Шэм задумался о трепете, который вызывали в окружающих те, кто помешался на чем-то одном, превратил свою жизнь в Музей Финального Аккорда. Наверное, между капитанами тоже существовало своего рода соперничество. «И это он называет философией? – фыркали они, возможно, за спиной друг у друга. – Вот эту смирную луговую собачку, за которой он гоняется? О, дни мои ясные! & что бы это могло значить?» Капитаны состязались в умении превзойти других, добиться преимущества над коллегами в толковании смыслов той или иной добычи.
По пути домой они пересекли ущелье, глубокий провал шириной в двадцать – тридцать футов, над которым была переброшена целая сеть мостов. Шэм знал, что им не миновать этого места, & все равно испугался.
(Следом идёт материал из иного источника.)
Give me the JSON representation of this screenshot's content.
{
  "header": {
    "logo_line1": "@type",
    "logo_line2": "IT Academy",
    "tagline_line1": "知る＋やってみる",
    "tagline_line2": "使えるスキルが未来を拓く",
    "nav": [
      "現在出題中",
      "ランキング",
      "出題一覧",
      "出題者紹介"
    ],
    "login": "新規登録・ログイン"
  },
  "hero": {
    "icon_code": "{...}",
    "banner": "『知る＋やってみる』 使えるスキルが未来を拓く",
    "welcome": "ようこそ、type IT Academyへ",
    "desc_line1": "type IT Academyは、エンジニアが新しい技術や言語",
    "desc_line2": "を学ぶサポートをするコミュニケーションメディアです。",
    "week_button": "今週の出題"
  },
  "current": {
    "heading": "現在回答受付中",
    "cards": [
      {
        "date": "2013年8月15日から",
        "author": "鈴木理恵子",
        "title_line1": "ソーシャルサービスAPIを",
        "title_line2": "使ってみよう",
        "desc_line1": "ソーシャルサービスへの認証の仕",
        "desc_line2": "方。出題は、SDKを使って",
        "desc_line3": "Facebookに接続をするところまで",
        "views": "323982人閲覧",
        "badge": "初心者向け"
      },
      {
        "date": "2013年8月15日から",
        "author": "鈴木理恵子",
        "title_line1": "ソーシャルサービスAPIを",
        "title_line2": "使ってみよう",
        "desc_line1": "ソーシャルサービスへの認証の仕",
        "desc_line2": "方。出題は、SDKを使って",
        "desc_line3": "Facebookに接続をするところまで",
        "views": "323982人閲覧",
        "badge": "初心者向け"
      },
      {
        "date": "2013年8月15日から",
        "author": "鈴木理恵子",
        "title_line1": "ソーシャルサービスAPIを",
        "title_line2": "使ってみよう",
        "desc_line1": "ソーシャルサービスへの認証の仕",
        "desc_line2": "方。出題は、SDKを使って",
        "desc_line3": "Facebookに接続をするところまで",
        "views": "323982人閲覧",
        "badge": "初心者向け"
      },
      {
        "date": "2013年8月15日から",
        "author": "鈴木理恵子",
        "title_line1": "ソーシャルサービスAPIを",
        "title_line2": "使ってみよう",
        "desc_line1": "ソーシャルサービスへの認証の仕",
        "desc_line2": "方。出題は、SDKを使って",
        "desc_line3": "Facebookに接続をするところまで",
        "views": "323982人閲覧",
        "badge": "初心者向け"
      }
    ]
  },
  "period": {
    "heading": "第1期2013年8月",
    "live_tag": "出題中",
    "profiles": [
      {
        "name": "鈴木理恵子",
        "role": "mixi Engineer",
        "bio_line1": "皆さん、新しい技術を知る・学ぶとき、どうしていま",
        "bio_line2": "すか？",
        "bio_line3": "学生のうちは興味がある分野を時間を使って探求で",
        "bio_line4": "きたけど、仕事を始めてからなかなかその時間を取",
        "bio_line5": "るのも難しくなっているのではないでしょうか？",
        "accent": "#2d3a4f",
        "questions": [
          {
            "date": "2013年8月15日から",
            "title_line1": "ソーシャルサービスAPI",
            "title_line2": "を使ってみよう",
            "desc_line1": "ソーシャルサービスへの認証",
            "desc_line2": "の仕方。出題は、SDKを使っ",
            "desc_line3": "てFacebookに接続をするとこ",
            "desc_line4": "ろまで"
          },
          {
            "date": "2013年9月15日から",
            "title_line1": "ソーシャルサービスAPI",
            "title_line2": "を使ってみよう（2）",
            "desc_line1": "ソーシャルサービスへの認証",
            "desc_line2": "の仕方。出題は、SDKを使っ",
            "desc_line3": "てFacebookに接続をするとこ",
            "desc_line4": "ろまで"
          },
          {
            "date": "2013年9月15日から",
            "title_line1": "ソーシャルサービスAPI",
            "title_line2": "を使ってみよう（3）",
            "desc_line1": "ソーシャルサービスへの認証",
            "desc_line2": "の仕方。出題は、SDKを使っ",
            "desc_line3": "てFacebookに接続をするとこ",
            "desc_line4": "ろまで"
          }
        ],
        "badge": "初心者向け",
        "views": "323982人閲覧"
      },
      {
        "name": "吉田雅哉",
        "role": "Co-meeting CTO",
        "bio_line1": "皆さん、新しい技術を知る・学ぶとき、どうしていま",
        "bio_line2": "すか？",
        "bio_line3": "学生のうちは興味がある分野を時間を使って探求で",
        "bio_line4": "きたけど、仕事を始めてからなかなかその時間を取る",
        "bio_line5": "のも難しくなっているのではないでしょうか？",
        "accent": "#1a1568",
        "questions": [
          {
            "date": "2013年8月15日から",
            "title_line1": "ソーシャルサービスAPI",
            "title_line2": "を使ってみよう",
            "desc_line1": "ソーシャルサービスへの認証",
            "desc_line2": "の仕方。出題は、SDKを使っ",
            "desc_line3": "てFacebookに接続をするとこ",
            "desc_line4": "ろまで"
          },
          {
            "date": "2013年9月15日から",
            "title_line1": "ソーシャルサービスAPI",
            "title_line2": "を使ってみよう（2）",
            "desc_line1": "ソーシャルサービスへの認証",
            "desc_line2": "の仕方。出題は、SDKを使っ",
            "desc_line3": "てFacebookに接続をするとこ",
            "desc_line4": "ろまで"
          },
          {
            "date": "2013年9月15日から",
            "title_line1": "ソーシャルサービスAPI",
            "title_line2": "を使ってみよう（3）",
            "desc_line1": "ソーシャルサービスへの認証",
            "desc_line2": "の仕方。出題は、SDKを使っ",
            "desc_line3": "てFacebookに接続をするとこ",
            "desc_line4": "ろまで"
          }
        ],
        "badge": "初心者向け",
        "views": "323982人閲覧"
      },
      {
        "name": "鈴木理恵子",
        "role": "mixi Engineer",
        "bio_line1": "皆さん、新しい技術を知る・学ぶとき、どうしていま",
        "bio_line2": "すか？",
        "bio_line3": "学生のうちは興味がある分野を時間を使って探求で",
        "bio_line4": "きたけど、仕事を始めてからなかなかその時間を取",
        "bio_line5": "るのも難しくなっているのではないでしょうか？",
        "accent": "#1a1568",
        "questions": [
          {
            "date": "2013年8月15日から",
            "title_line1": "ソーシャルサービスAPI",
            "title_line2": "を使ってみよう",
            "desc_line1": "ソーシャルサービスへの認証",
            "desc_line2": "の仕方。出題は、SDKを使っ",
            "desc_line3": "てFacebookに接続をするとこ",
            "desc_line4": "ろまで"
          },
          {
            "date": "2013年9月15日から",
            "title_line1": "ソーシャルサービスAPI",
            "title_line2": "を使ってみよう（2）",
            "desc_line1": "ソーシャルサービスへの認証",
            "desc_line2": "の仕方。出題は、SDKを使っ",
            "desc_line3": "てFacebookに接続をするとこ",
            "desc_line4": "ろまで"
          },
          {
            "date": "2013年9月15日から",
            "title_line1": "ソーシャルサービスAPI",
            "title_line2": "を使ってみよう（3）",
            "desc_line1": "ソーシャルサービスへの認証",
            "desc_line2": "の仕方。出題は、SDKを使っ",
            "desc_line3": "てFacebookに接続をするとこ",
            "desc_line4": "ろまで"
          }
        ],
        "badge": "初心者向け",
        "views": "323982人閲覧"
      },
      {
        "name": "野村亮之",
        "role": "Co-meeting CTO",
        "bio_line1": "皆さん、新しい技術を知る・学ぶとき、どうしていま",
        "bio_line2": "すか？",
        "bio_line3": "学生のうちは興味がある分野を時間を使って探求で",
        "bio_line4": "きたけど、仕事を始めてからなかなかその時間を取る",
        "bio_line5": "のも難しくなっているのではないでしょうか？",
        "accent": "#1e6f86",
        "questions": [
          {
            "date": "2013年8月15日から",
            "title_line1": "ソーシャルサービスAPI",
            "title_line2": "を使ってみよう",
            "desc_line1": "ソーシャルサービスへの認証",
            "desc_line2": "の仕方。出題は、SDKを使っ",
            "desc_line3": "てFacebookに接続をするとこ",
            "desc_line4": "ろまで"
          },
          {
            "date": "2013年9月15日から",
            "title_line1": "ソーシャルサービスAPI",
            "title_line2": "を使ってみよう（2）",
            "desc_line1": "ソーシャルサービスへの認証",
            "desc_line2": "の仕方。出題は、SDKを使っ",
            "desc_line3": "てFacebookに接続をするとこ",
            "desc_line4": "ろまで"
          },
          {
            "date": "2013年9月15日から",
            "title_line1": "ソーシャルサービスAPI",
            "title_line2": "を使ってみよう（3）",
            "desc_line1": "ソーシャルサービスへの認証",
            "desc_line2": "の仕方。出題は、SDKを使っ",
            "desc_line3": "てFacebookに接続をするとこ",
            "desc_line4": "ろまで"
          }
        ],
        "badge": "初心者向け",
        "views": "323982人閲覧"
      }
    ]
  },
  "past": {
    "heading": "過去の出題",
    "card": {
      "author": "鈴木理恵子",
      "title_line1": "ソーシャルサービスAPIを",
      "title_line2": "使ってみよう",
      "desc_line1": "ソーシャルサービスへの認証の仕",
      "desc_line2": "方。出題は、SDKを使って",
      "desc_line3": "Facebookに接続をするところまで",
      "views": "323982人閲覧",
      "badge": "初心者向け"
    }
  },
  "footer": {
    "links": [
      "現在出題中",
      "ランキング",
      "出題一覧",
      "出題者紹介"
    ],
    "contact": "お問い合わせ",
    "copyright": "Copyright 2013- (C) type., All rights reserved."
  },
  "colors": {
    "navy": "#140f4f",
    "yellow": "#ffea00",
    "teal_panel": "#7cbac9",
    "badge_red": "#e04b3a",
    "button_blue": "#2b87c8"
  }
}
Рельсы карабкались вверх по земляной насыпи, покрытой клетками дерева-&-металла, перескакивали через лужи & ручьи, в которых плескалась рыба.
– Впереди земля! – объявил впередсмотрящий. & тут же: – Курс на дом! – Смеркалось. В небе кружили птицы. Садились на ветки растущих меж рельсами деревьев, те прогибались под их тяжестью. Команда шумела & гоготала. Местные дневные мыши возвращались домой; на охоту вылетали ночные, черные. Встречаясь, они приветствовали друг друга громким чириканьем, точно одни сдавали, а другие принимали небесную вахту. Дэйби, сидя на плече Шэма, чирикала им в ответ. Потом вспорхнула & унеслась. Шэм не волновался: раньше мышь всегда возвращалась на «Мидас», иногда дожевывая пойманного по дороге зазевавшегося сверчка.